D’autre part, internet et les réseaux sociaux sont bien sûr devenus des instruments importants – pas forcément systématiques, attention – pour diffuser des informations qui pourraient servir à une action de masse destinée à faire pression. Je reste toutefois très prudent sur cet aspect, car vous savez comme moi à quel point ces outils peuvent aussi servir de mauvaises causes. Nous savons que certains combats se jouent à la diffusion parfois massive de fausses informations, colportées sur les réseaux, dans les forums, et il n’est pas toujours simple de faire la part des choses.

Quels conseils donneriez-vous à quelqu'un qui souhaite se lancer dans le lobbying ?
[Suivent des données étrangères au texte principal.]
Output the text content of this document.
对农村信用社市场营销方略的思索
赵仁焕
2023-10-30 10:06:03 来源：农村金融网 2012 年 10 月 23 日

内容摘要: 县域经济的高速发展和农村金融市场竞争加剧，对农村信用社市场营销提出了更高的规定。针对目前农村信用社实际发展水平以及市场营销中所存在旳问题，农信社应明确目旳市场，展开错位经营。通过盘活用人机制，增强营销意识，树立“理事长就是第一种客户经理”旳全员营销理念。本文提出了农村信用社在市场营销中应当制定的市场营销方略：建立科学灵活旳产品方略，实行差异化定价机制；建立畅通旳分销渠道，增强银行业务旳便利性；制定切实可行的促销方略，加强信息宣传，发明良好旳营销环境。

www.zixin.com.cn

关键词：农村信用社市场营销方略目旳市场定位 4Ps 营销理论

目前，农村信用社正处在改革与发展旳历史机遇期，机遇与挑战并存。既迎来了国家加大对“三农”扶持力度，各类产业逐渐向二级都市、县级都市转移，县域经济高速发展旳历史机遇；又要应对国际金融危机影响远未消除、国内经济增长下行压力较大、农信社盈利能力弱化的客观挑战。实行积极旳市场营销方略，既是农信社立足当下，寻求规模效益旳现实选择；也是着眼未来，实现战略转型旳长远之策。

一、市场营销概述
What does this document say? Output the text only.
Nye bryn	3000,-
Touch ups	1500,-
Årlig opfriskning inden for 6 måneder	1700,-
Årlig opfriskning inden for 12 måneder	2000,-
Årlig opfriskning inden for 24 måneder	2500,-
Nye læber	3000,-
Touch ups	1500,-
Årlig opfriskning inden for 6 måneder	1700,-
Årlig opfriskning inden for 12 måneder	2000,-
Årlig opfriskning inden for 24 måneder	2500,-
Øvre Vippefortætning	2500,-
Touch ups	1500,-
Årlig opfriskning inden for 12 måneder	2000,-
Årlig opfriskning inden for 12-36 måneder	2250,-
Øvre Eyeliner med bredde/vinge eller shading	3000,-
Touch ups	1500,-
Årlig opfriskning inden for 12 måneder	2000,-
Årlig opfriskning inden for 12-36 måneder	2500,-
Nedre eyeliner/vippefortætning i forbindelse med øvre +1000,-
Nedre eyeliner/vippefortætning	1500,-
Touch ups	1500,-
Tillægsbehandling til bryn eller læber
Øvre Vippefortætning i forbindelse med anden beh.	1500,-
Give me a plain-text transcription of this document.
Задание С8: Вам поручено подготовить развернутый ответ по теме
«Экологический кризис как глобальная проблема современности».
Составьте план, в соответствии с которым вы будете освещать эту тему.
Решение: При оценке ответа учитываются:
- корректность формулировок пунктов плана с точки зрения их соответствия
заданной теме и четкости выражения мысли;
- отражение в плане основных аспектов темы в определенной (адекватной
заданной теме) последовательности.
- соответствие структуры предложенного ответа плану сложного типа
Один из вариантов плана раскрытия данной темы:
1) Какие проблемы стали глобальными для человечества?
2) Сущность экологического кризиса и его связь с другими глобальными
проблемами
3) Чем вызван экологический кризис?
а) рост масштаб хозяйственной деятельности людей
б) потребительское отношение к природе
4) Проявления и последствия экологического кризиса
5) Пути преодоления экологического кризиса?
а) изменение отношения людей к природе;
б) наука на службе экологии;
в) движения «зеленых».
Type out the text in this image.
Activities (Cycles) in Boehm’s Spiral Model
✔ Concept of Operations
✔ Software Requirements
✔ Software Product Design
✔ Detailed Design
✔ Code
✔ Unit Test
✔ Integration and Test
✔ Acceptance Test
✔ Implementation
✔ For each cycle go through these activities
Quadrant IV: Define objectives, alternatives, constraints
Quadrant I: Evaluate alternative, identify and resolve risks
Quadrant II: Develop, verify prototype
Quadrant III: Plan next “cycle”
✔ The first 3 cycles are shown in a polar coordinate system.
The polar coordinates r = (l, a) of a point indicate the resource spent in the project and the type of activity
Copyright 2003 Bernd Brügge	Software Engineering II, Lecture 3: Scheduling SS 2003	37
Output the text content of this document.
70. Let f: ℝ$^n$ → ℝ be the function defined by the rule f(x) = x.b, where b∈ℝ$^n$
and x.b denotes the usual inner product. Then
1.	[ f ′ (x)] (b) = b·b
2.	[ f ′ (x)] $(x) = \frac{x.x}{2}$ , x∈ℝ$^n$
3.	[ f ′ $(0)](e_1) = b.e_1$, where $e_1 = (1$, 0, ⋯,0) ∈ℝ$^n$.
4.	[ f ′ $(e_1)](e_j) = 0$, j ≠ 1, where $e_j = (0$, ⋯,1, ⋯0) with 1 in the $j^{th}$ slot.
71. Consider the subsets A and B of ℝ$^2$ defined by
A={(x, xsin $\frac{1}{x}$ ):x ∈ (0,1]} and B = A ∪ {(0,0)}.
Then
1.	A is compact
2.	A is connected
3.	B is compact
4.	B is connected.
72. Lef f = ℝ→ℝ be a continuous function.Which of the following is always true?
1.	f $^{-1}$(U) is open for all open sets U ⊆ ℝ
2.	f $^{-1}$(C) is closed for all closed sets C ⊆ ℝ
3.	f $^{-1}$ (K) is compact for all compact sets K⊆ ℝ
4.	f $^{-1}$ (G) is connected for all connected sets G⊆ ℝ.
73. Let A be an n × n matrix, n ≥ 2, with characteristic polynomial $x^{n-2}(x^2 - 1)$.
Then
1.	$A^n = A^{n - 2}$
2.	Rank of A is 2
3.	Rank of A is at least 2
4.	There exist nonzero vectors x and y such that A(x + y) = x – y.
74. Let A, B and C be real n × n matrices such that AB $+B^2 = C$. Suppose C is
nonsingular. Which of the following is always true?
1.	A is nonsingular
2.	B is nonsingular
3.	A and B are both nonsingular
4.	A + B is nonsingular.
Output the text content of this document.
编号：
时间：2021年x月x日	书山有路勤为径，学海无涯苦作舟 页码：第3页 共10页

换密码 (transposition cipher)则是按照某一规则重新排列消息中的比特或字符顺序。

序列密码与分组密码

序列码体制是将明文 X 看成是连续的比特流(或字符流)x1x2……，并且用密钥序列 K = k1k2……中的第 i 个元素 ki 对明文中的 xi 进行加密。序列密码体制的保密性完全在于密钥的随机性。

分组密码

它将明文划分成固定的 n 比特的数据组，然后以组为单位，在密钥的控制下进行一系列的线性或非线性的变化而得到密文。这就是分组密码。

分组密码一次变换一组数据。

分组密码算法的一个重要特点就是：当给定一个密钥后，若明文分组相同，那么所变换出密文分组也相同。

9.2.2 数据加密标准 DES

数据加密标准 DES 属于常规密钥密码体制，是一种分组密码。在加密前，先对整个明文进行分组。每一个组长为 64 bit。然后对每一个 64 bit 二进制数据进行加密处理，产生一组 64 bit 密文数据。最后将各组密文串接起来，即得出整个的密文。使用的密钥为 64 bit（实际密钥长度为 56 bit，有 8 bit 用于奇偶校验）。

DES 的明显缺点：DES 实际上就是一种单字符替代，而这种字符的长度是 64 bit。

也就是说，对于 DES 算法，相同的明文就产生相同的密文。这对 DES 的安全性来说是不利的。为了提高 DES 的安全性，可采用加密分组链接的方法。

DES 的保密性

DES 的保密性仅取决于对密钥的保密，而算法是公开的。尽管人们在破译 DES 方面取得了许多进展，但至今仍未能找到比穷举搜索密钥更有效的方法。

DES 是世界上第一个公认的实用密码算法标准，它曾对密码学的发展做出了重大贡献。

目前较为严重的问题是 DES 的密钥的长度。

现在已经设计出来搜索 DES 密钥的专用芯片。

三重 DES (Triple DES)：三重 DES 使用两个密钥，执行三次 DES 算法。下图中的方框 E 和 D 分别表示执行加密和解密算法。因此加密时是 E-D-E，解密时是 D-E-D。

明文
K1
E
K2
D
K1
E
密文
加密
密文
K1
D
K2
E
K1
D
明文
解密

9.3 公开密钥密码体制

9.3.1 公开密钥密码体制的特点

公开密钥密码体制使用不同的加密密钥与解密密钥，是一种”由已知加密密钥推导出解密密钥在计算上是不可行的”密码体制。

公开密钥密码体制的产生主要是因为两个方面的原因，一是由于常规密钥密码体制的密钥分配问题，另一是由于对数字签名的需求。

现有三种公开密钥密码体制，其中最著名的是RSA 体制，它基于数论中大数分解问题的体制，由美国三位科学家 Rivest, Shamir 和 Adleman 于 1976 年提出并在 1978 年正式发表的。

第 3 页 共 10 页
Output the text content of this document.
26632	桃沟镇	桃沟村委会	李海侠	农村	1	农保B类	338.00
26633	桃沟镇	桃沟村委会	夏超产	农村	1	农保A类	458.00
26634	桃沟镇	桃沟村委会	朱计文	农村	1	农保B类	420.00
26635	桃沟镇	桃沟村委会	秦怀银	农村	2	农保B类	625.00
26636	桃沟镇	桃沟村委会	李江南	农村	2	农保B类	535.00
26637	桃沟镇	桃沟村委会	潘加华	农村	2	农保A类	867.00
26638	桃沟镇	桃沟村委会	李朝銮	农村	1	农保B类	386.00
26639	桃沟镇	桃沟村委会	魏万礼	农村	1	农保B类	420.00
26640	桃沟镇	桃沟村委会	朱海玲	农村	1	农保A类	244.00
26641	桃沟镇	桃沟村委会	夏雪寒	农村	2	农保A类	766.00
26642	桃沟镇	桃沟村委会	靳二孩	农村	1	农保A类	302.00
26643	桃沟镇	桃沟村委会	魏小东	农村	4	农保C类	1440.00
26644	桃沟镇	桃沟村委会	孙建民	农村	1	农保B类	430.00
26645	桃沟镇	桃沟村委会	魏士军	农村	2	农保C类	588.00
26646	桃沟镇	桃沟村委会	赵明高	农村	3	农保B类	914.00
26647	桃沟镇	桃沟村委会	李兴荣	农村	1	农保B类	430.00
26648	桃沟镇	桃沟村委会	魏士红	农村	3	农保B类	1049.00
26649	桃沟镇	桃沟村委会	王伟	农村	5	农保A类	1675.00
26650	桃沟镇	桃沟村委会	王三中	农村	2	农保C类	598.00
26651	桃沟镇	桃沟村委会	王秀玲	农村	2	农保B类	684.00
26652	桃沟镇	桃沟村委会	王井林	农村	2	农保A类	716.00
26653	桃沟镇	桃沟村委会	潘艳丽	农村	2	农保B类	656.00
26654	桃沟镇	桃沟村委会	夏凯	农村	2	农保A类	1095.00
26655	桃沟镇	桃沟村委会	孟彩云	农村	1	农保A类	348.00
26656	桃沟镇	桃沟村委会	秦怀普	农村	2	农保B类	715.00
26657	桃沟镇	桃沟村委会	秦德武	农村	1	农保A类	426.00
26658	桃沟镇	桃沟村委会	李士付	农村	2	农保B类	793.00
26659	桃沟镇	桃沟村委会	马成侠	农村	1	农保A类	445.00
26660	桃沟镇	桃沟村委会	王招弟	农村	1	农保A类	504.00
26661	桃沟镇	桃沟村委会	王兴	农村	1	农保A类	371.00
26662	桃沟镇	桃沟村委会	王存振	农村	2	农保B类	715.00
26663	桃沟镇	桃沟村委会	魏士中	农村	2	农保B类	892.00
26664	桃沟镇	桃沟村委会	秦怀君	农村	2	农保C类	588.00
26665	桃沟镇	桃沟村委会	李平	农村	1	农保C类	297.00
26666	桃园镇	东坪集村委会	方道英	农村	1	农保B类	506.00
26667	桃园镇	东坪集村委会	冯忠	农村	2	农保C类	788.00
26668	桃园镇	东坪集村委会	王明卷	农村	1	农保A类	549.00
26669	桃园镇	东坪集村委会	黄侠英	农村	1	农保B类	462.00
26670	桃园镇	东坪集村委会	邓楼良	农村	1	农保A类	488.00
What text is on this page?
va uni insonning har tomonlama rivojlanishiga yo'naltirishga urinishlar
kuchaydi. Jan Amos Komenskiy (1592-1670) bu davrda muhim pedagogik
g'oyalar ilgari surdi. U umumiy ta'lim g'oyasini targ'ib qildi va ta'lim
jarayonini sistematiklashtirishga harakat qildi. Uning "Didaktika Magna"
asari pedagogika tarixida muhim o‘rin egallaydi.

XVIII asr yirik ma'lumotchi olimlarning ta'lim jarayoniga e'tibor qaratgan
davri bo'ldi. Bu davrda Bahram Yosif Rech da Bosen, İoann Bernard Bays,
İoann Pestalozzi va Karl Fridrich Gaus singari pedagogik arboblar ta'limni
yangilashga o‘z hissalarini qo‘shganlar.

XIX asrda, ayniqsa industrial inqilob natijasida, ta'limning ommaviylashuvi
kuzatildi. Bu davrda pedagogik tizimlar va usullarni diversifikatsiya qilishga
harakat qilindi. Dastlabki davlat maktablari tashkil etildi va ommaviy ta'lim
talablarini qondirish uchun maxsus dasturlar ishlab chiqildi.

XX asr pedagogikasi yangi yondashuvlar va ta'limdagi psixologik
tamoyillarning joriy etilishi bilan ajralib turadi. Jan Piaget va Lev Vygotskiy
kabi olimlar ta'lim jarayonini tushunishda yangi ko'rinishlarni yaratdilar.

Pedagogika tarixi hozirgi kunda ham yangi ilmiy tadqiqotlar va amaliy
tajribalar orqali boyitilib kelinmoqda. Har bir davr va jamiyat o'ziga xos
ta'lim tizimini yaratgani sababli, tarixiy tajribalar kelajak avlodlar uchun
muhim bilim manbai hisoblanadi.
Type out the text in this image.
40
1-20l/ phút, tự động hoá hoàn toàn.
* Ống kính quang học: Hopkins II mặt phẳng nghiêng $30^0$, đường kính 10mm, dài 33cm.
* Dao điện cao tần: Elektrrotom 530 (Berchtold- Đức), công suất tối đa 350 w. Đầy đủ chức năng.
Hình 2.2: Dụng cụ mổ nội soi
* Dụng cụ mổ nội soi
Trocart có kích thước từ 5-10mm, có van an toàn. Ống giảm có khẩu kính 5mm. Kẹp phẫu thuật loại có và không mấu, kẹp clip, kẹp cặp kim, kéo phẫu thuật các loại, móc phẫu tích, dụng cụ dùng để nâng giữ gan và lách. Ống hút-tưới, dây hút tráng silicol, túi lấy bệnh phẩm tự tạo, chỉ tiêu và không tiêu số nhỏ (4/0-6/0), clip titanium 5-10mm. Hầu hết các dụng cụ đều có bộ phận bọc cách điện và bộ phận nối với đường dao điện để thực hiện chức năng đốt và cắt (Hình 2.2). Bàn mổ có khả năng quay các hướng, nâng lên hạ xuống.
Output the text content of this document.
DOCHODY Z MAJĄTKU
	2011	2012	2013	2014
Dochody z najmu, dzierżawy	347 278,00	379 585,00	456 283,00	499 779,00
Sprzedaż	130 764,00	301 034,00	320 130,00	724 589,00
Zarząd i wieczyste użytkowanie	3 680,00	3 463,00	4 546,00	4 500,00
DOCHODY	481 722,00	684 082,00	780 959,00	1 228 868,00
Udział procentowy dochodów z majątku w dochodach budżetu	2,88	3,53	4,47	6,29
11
Ne pas craindre la complexité ou faire des heures supplémentaires ! Je plaisante un peu, mais il y a du vrai. De telles démarches sont très longues à mettre en action, elles nécessitent un travail important et permanent de documentation, une multiplicité de prises de contact – pas toujours concluantes –, et souvent dans des rythmes qui peuvent soudain s’accélérer en fonction du contexte institutionnel ou politique... Le tout agrémenté de beaucoup de complexité technique, juridique ou institutionnelle... Alors développer sa curiosité, s’informer beaucoup et de façon sérieuse, et disposer d’une excellente connaissance des institutions, voilà déjà quelques atouts essentiels pour se lancer.